By Megan Davies
NEW YORK (Reuters) - Honeywell International's (HON.N: Quote, Profile, Research, Stock Buzz) chief executive said on Monday that "sporty" prices others have paid for acquisitions meant the company chose to deploy a large chunk of cash in buybacks rather than deals last year.
"I was surprised at the prices that some companies were willing to pay" for acquisitions, said David Cote, Honeywell chairman and chief executive, at the Reuters Manufacturing Summit in New York.
Cote said it was amazing what people could convince themselves they could buy "in the zeal for a deal."
The Morris Township, New Jersey,-based diversified manufacturer found a few acquisition candidates last year but "nowhere near the $2.5 billion or so in cash that we generated -- so we spent almost $2 billion just buying back shares," he said.
Acquisitions that Honeywell made last year included a $508 million deal to buy First Technology, a British company that makes gas-detection devices.

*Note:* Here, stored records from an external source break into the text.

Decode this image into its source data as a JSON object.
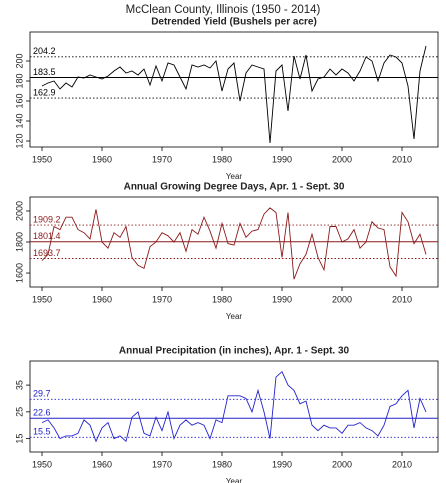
{
  "title": "McClean County, Illinois (1950 - 2014)",
  "chart_data": [
    {
      "type": "line",
      "title": "Detrended Yield (Bushels per acre)",
      "xlabel": "Year",
      "color": "#000000",
      "x": [
        1950,
        1951,
        1952,
        1953,
        1954,
        1955,
        1956,
        1957,
        1958,
        1959,
        1960,
        1961,
        1962,
        1963,
        1964,
        1965,
        1966,
        1967,
        1968,
        1969,
        1970,
        1971,
        1972,
        1973,
        1974,
        1975,
        1976,
        1977,
        1978,
        1979,
        1980,
        1981,
        1982,
        1983,
        1984,
        1985,
        1986,
        1987,
        1988,
        1989,
        1990,
        1991,
        1992,
        1993,
        1994,
        1995,
        1996,
        1997,
        1998,
        1999,
        2000,
        2001,
        2002,
        2003,
        2004,
        2005,
        2006,
        2007,
        2008,
        2009,
        2010,
        2011,
        2012,
        2013,
        2014
      ],
      "values": [
        175,
        178,
        180,
        172,
        178,
        174,
        184,
        183,
        186,
        184,
        182,
        185,
        190,
        194,
        188,
        190,
        186,
        192,
        176,
        195,
        180,
        198,
        196,
        184,
        172,
        196,
        194,
        196,
        193,
        200,
        170,
        192,
        198,
        160,
        188,
        196,
        194,
        192,
        118,
        190,
        196,
        150,
        205,
        182,
        206,
        170,
        182,
        184,
        192,
        186,
        192,
        188,
        180,
        190,
        204,
        200,
        180,
        198,
        206,
        204,
        198,
        175,
        122,
        190,
        215
      ],
      "xlim": [
        1948,
        2016
      ],
      "xticks": [
        1950,
        1960,
        1970,
        1980,
        1990,
        2000,
        2010
      ],
      "ylim": [
        114,
        229
      ],
      "yticks": [
        120,
        140,
        160,
        180,
        200
      ],
      "reference_lines": [
        {
          "value": 204.2,
          "dash": "dotted"
        },
        {
          "value": 183.5,
          "dash": "solid"
        },
        {
          "value": 162.9,
          "dash": "dotted"
        }
      ]
    },
    {
      "type": "line",
      "title": "Annual Growing Degree Days, Apr. 1 - Sept. 30",
      "xlabel": "Year",
      "color": "#8b1a1a",
      "x": [
        1950,
        1951,
        1952,
        1953,
        1954,
        1955,
        1956,
        1957,
        1958,
        1959,
        1960,
        1961,
        1962,
        1963,
        1964,
        1965,
        1966,
        1967,
        1968,
        1969,
        1970,
        1971,
        1972,
        1973,
        1974,
        1975,
        1976,
        1977,
        1978,
        1979,
        1980,
        1981,
        1982,
        1983,
        1984,
        1985,
        1986,
        1987,
        1988,
        1989,
        1990,
        1991,
        1992,
        1993,
        1994,
        1995,
        1996,
        1997,
        1998,
        1999,
        2000,
        2001,
        2002,
        2003,
        2004,
        2005,
        2006,
        2007,
        2008,
        2009,
        2010,
        2011,
        2012,
        2013,
        2014
      ],
      "values": [
        1680,
        1720,
        1900,
        1880,
        1960,
        1960,
        1880,
        1860,
        1820,
        2010,
        1800,
        1760,
        1860,
        1830,
        1900,
        1700,
        1650,
        1630,
        1770,
        1800,
        1860,
        1840,
        1800,
        1860,
        1740,
        1880,
        1850,
        1960,
        1870,
        1760,
        1920,
        1790,
        1780,
        1920,
        1830,
        1870,
        1880,
        1980,
        2020,
        1990,
        1700,
        1990,
        1560,
        1660,
        1720,
        1850,
        1700,
        1620,
        1900,
        1900,
        1800,
        1820,
        1880,
        1760,
        1800,
        1930,
        1890,
        1880,
        1640,
        1580,
        1990,
        1930,
        1790,
        1850,
        1720
      ],
      "xlim": [
        1948,
        2016
      ],
      "xticks": [
        1950,
        1960,
        1970,
        1980,
        1990,
        2000,
        2010
      ],
      "ylim": [
        1510,
        2090
      ],
      "yticks": [
        1600,
        1800,
        2000
      ],
      "reference_lines": [
        {
          "value": 1909.2,
          "dash": "dotted"
        },
        {
          "value": 1801.4,
          "dash": "solid"
        },
        {
          "value": 1693.7,
          "dash": "dotted"
        }
      ]
    },
    {
      "type": "line",
      "title": "Annual Precipitation (in inches), Apr. 1 - Sept. 30",
      "xlabel": "Year",
      "color": "#2222cc",
      "x": [
        1950,
        1951,
        1952,
        1953,
        1954,
        1955,
        1956,
        1957,
        1958,
        1959,
        1960,
        1961,
        1962,
        1963,
        1964,
        1965,
        1966,
        1967,
        1968,
        1969,
        1970,
        1971,
        1972,
        1973,
        1974,
        1975,
        1976,
        1977,
        1978,
        1979,
        1980,
        1981,
        1982,
        1983,
        1984,
        1985,
        1986,
        1987,
        1988,
        1989,
        1990,
        1991,
        1992,
        1993,
        1994,
        1995,
        1996,
        1997,
        1998,
        1999,
        2000,
        2001,
        2002,
        2003,
        2004,
        2005,
        2006,
        2007,
        2008,
        2009,
        2010,
        2011,
        2012,
        2013,
        2014
      ],
      "values": [
        21,
        22,
        19,
        15,
        16,
        16,
        17,
        22,
        20,
        14,
        19,
        21,
        15,
        16,
        14,
        23,
        25,
        17,
        16,
        23,
        18,
        25,
        15,
        20,
        22,
        20,
        21,
        20,
        15,
        22,
        21,
        31,
        31,
        31,
        30,
        25,
        33,
        25,
        15,
        38,
        40,
        35,
        33,
        28,
        29,
        20,
        18,
        20,
        19,
        19,
        17,
        20,
        20,
        21,
        19,
        18,
        16,
        20,
        27,
        28,
        31,
        33,
        19,
        30,
        25
      ],
      "xlim": [
        1948,
        2016
      ],
      "xticks": [
        1950,
        1960,
        1970,
        1980,
        1990,
        2000,
        2010
      ],
      "ylim": [
        10,
        44
      ],
      "yticks": [
        15,
        25,
        35
      ],
      "reference_lines": [
        {
          "value": 29.7,
          "dash": "dotted"
        },
        {
          "value": 22.6,
          "dash": "solid"
        },
        {
          "value": 15.5,
          "dash": "dotted"
        }
      ]
    }
  ]
}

Honeywell is still targeting $1 billion of acquisitions this year, Cote said, reiterating a milestone the company set in January, although stressing there was no commitment to hitting that number.
The company is also continuing to buy back stock. Earlier in February, it said that its board authorized the repurchase of up to $3 billion of common stock.
Honeywell is the world's largest maker of cockpit electronics and also makes products ranging from automation systems for large commercial buildings to industrial chemicals.